Notes on the G-research competition

In this post, I’ll explain my approach to the G-research financial forecasting challenge, a Kaggle-style machine learning competition. I was busy with other projects during my free time, and have been able to work on it only for the last two weeks of the competition. Given the little time available, I chose to focus on feature engineering rather than model building. My submission ended up at the 23rd place on the private leaderboard (among about 400 entries). This was my first Kaggle-like competition, so feel free to comment if you think there are things I should have done differently.

The Jupyter notebooks for data exploration and feature engineering can be found in this GitHub repository.

Dataset

According to the challenge website, the response is “an element of the return of a financial time series”. This is probably the returns of an actively managed portfolio, adjusted for common risk factors.

The features contain integers referring to the day the return was achieved, the stock that was traded and the market in which it was traded. It is harder to guess what the other features are. According to the challenge website:

- x0…x3E: Predictors that relate to the observed behaviour of the instrument on the day in question. The features labelled ‘x3A’, ‘x3B’, etc. are strongly related and might be expected to be highly correlated.
- x4…x6: Predictors that describe the ‘typical’ behaviour that we would expect of the instrument on that day.

The loss function is a weighted squared error, with the weights being provided only in the train set.

Data exploration

Let’s dive into the dataset. Some general properties are as follows.

Train dataset:
Number of data points: 623817
Number of markets: 4
Number of days: 258
Number of stocks: 3022
Number of features: 11
Sparsity of the training data: 3.36374745623
Test dataset:
Number of samples: 640430
Number of markets: 4
Number of days: 258
Number of stocks: 3017
Number of features: 11
Sparsity of the training data: 3.37179421103

The sparsity is exp(log(#samples)/#features) and has the following interpretation. Suppose your samples fit in a hypercube of dimension #features, and that you’re cutting the hypercube along each axis to get smaller hypercubes containing each a single sample. The sparsity tells you how many subdivision you need per axis. The lower it is, the harder you’ll be hit by the curse of dimensionality. It gives an idea of the density of the samples adjusted for the number of features. Despite the large number of samples and reasonable number of features, we only need to cut the hypercube between 3 and 4 times along each axis on average to isolate each sample. This suggests that we’ll need regularization. (This is of course a very rough analysis ignoring any correlation between the features.)
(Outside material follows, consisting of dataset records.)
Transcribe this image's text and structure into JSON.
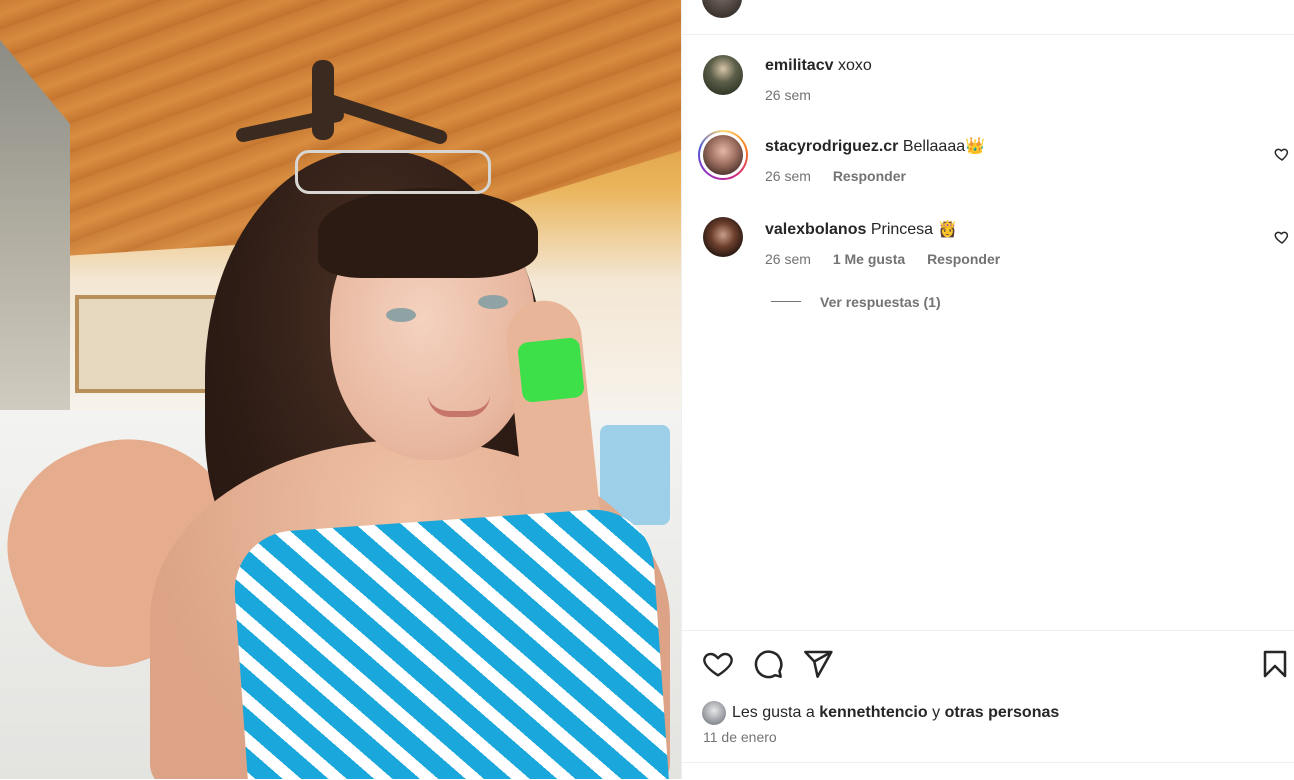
{
  "post_image": {
    "icon": "photo"
  },
  "comments": [
    {
      "username": "emilitacv",
      "text": "xoxo",
      "time": "26 sem"
    },
    {
      "username": "stacyrodriguez.cr",
      "text": "Bellaaaa👑",
      "time": "26 sem",
      "reply_label": "Responder"
    },
    {
      "username": "valexbolanos",
      "text": "Princesa 👸",
      "time": "26 sem",
      "likes_label": "1 Me gusta",
      "reply_label": "Responder",
      "view_replies_label": "Ver respuestas (1)"
    }
  ],
  "actions": {
    "like_icon": "heart-icon",
    "comment_icon": "comment-icon",
    "share_icon": "share-icon",
    "save_icon": "bookmark-icon"
  },
  "likes": {
    "prefix": "Les gusta a",
    "liker": "kennethtencio",
    "connector": "y",
    "others": "otras personas"
  },
  "date": "11 de enero"
}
Inspection also shows that each stock belongs to a single market. Here is a count of the days and stocks per market in the train and test set:

Count train: 
Day Stock
Market
1 249 452
2 251 546
3 248 1793
4 256 231
----------
Count test:
Day Stock
Market
1 253 452
2 255 544
3 256 1790
4 255 231

Let us now plot the days for which we have data in the train set, in the test set and in either of them:

Days with available data (in yellow) in the train set, the test set and either of them. The data is arranged in rows of 7 days to allow the identification of the day of the week.

The weekends, where no trading takes place, are clearly recognizable, which allows us to map each day to a day of the week. A priori, this is interesting, because financial time series often display seasonality. A posteriori, the corresponding features turned out not to be very predictive. We also notice that the split between the train and test set is by day. This is very important, because we will have to split the validation set off the train set by day as well, in order to be able to predict meaningfully the test score.

A puzzling fact is that the train and test sets are temporally mixed. This is definitely not how one would design and test a model meant for production, where the past is known but the future is unknown. On the other hand, given the notorious non-stationarity of financial time series, maybe you would not be able to predict anything with a proper time split between the train and test set. This fact allows for some “cheating” in the feature engineering, in which we can construct predictive features on the test set that contain information about the future responses, weights and features.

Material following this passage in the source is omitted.